You should replace the following:
(you should not give the same Tensor to different parameters. otherwise they have the same memory and so will always have the same value. And if you do an update on one then the other, then you do 2x the update)

        self.intra_centers = nn.Parameter(self.centers.view_as(self.centers))


        self.intra_centers = nn.Parameter(self.centers.clone())

And (you should not use .data)



1 Like

Thank you @albanD. This worked for me. Everything is fine until first epoch. I have problem in the second epoch though.
Following the question I asked yesterday and you answered:

my model has two sets of parameters a and b which require gradients. I have two different loss functions as:

loss1 = function(a, b)
loss2 = function(b)

and the total loss is

total_loss = loss1 + loss2


  • loss1 calculates b1.grad
  • loss2 calculates b2.grad,
    then the total b.grad calculated by total_loss.backward() is b.grad = b1.grad + b2.grad.
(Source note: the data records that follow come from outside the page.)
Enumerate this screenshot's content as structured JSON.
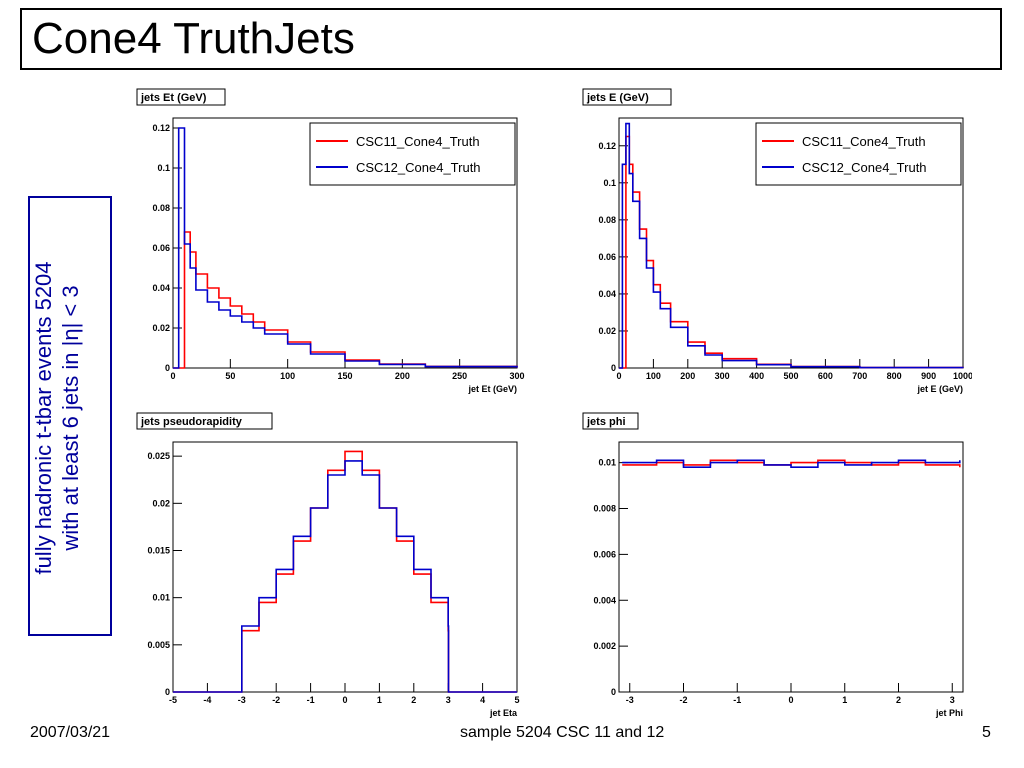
{
  "slide": {
    "title": "Cone4 TruthJets",
    "side_label_line1": "fully hadronic t-tbar events 5204",
    "side_label_line2": "with at least 6 jets in |η| < 3",
    "footer_date": "2007/03/21",
    "footer_center": "sample 5204 CSC 11 and 12",
    "page_number": "5",
    "colors": {
      "csc11": "#ff0000",
      "csc12": "#0000cc",
      "side_text": "#00009c"
    }
  },
  "chart_data": [
    {
      "type": "line",
      "title": "jets Et (GeV)",
      "xlabel": "jet Et (GeV)",
      "ylabel": "",
      "xlim": [
        0,
        300
      ],
      "ylim": [
        0,
        0.125
      ],
      "xticks": [
        "0",
        "50",
        "100",
        "150",
        "200",
        "250",
        "300"
      ],
      "xtick_values": [
        0,
        50,
        100,
        150,
        200,
        250,
        300
      ],
      "yticks": [
        "0",
        "0.02",
        "0.04",
        "0.06",
        "0.08",
        "0.1",
        "0.12"
      ],
      "ytick_values": [
        0,
        0.02,
        0.04,
        0.06,
        0.08,
        0.1,
        0.12
      ],
      "legend": "top-right",
      "grid": false,
      "series": [
        {
          "name": "CSC11_Cone4_Truth",
          "x": [
            0,
            5,
            10,
            15,
            20,
            30,
            40,
            50,
            60,
            70,
            80,
            100,
            120,
            150,
            180,
            220,
            300
          ],
          "y": [
            0,
            0,
            0.068,
            0.058,
            0.047,
            0.04,
            0.035,
            0.031,
            0.027,
            0.023,
            0.019,
            0.013,
            0.008,
            0.004,
            0.002,
            0.0008,
            0.0002
          ]
        },
        {
          "name": "CSC12_Cone4_Truth",
          "x": [
            0,
            5,
            10,
            15,
            20,
            30,
            40,
            50,
            60,
            70,
            80,
            100,
            120,
            150,
            180,
            220,
            300
          ],
          "y": [
            0,
            0.12,
            0.062,
            0.05,
            0.039,
            0.033,
            0.029,
            0.026,
            0.023,
            0.02,
            0.017,
            0.012,
            0.007,
            0.0035,
            0.0018,
            0.0007,
            0.0002
          ]
        }
      ]
    },
    {
      "type": "line",
      "title": "jets E (GeV)",
      "xlabel": "jet E (GeV)",
      "ylabel": "",
      "xlim": [
        0,
        1000
      ],
      "ylim": [
        0,
        0.135
      ],
      "xticks": [
        "0",
        "100",
        "200",
        "300",
        "400",
        "500",
        "600",
        "700",
        "800",
        "900",
        "1000"
      ],
      "xtick_values": [
        0,
        100,
        200,
        300,
        400,
        500,
        600,
        700,
        800,
        900,
        1000
      ],
      "yticks": [
        "0",
        "0.02",
        "0.04",
        "0.06",
        "0.08",
        "0.1",
        "0.12"
      ],
      "ytick_values": [
        0,
        0.02,
        0.04,
        0.06,
        0.08,
        0.1,
        0.12
      ],
      "legend": "top-right",
      "grid": false,
      "series": [
        {
          "name": "CSC11_Cone4_Truth",
          "x": [
            0,
            10,
            20,
            30,
            40,
            60,
            80,
            100,
            120,
            150,
            200,
            250,
            300,
            400,
            500,
            700,
            1000
          ],
          "y": [
            0,
            0,
            0.125,
            0.11,
            0.095,
            0.075,
            0.058,
            0.045,
            0.035,
            0.025,
            0.014,
            0.008,
            0.005,
            0.002,
            0.0008,
            0.0002,
            0.0001
          ]
        },
        {
          "name": "CSC12_Cone4_Truth",
          "x": [
            0,
            10,
            20,
            30,
            40,
            60,
            80,
            100,
            120,
            150,
            200,
            250,
            300,
            400,
            500,
            700,
            1000
          ],
          "y": [
            0,
            0.11,
            0.132,
            0.105,
            0.09,
            0.07,
            0.054,
            0.041,
            0.032,
            0.022,
            0.012,
            0.007,
            0.004,
            0.0018,
            0.0007,
            0.0002,
            0.0001
          ]
        }
      ]
    },
    {
      "type": "line",
      "title": "jets pseudorapidity",
      "xlabel": "jet Eta",
      "ylabel": "",
      "xlim": [
        -5,
        5
      ],
      "ylim": [
        0,
        0.0265
      ],
      "xticks": [
        "-5",
        "-4",
        "-3",
        "-2",
        "-1",
        "0",
        "1",
        "2",
        "3",
        "4",
        "5"
      ],
      "xtick_values": [
        -5,
        -4,
        -3,
        -2,
        -1,
        0,
        1,
        2,
        3,
        4,
        5
      ],
      "yticks": [
        "0",
        "0.005",
        "0.01",
        "0.015",
        "0.02",
        "0.025"
      ],
      "ytick_values": [
        0,
        0.005,
        0.01,
        0.015,
        0.02,
        0.025
      ],
      "legend": "none",
      "grid": false,
      "series": [
        {
          "name": "CSC11_Cone4_Truth",
          "x": [
            -5,
            -3.01,
            -3,
            -2.5,
            -2,
            -1.5,
            -1,
            -0.5,
            0,
            0.5,
            1,
            1.5,
            2,
            2.5,
            3,
            3.01,
            5
          ],
          "y": [
            0,
            0,
            0.0065,
            0.0095,
            0.0125,
            0.016,
            0.0195,
            0.0235,
            0.0255,
            0.0235,
            0.0195,
            0.016,
            0.0125,
            0.0095,
            0.0065,
            0,
            0
          ]
        },
        {
          "name": "CSC12_Cone4_Truth",
          "x": [
            -5,
            -3.01,
            -3,
            -2.5,
            -2,
            -1.5,
            -1,
            -0.5,
            0,
            0.5,
            1,
            1.5,
            2,
            2.5,
            3,
            3.01,
            5
          ],
          "y": [
            0,
            0,
            0.007,
            0.01,
            0.013,
            0.0165,
            0.0195,
            0.023,
            0.0245,
            0.023,
            0.0195,
            0.0165,
            0.013,
            0.01,
            0.007,
            0,
            0
          ]
        }
      ]
    },
    {
      "type": "line",
      "title": "jets phi",
      "xlabel": "jet Phi",
      "ylabel": "",
      "xlim": [
        -3.2,
        3.2
      ],
      "ylim": [
        0,
        0.0109
      ],
      "xticks": [
        "-3",
        "-2",
        "-1",
        "0",
        "1",
        "2",
        "3"
      ],
      "xtick_values": [
        -3,
        -2,
        -1,
        0,
        1,
        2,
        3
      ],
      "yticks": [
        "0",
        "0.002",
        "0.004",
        "0.006",
        "0.008",
        "0.01"
      ],
      "ytick_values": [
        0,
        0.002,
        0.004,
        0.006,
        0.008,
        0.01
      ],
      "legend": "none",
      "grid": false,
      "series": [
        {
          "name": "CSC11_Cone4_Truth",
          "x": [
            -3.14,
            -2.5,
            -2,
            -1.5,
            -1,
            -0.5,
            0,
            0.5,
            1,
            1.5,
            2,
            2.5,
            3.14
          ],
          "y": [
            0.0099,
            0.01,
            0.0099,
            0.0101,
            0.01,
            0.0099,
            0.01,
            0.0101,
            0.01,
            0.0099,
            0.01,
            0.0099,
            0.0098
          ]
        },
        {
          "name": "CSC12_Cone4_Truth",
          "x": [
            -3.14,
            -2.5,
            -2,
            -1.5,
            -1,
            -0.5,
            0,
            0.5,
            1,
            1.5,
            2,
            2.5,
            3.14
          ],
          "y": [
            0.01,
            0.0101,
            0.0098,
            0.01,
            0.0101,
            0.0099,
            0.0098,
            0.01,
            0.0099,
            0.01,
            0.0101,
            0.01,
            0.0101
          ]
        }
      ]
    }
  ]
}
My goal is to modify b1.grad coming from loss1 and b2.grad comig from loss2 and then add them together as backward gradients for b. Currently when I do total_loss.bakward(), it already gives me the accumulated gradients for b.grad=b1.grad + b2.grad. How can I access and modify each individual b1.grad and b2.grad so the total_loss.backward() returns the modified and added b1.grad and b2.grad?
You told me to make intermediate gradients which I did in this code sample. However, I’m not sure if

centers_grad = 0
    for param in criterion.parameters():
        centers_grad += param.grad
    # update centers grad
    for param in criterion.parameters():
        param.grad = centers_grad
        print(f'c.grad = {param.grad}')

is doing the job of b.grad = b1.grad + b2.grad. It is ok for first epoch but doing the same thing in second epoch already adds the gradients for me. It seems like the centers_grad variable gets attached to something. Do you have any idea how to fix this?

Given that you modify .grad with things that requires_grad=True, I guess the next backward keep the graph from the previous iterations? Can you try setting all the .grad to None at the end of your iteration (instead of calling .zero_grad().